Dün madencilerin trajik ölümü bir kaza değildi. Doğrudan doğruya Türkiye'deki burjuva egemenliğinden kaynaklanmıştır. Bu ölümlerin intikamını almanın tek yolu, bu parazitik sınıfını zorla ortadan kaldırmak ve tüm sistemlerini kökünden söküp atmaktır. Türkiyeli işçiler yarınki eylem gününü, Erdoğan hükümetini devirmek ve onun yandaş ve işadamları ağını süpürüp atmak için ucu açık bir genel greve doğru ilk adım olarak kullanmalıdır.
Madencilerin intikamı alınsın! AKP hükümetini devirmek için topyekûn bir genel grev hazırlayın!
Kahrolsun Erdoğan ve katillerin ve hırsızların iktidarı!

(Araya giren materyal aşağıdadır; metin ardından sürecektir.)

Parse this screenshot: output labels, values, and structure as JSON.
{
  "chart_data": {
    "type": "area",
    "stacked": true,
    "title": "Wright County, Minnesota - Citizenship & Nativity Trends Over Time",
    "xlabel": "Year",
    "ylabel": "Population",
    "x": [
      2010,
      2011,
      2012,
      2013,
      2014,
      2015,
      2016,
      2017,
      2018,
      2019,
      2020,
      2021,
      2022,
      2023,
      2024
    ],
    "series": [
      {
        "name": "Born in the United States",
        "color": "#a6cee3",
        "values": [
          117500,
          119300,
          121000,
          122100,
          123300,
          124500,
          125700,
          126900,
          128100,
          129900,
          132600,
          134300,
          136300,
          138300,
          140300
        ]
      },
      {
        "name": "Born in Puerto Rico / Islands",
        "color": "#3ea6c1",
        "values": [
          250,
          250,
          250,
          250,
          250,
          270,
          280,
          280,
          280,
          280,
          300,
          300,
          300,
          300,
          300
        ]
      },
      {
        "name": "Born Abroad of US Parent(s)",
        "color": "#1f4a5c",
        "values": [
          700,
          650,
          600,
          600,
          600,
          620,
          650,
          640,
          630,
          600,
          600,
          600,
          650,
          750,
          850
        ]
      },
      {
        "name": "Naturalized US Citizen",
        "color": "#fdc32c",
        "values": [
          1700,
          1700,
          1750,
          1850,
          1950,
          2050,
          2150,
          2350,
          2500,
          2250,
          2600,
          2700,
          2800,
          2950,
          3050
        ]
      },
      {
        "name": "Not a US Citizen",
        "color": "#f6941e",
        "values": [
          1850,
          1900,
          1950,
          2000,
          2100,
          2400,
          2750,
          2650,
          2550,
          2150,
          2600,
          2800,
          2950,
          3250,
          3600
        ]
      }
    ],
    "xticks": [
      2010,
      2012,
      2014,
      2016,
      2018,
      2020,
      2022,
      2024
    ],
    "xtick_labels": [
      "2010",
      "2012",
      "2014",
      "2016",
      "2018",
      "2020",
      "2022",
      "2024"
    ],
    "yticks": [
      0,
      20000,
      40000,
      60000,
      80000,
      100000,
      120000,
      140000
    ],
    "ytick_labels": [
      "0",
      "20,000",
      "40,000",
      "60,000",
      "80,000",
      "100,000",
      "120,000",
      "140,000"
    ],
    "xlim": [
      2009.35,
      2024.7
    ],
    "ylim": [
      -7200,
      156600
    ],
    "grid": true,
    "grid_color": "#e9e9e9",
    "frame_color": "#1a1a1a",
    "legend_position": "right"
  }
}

Madenciler için adalet! Siyasetçilerden iş adamlarına kadar tüm sorumlular tutuklansın!
Özelleştirilen tüm şirketler ve AKP ile bağlantılı tüm şirketler kamulaştırılsın!
Uygun güvenlik prosedürlerini takip etmeyen tüm şirketler kamulaştırılsın!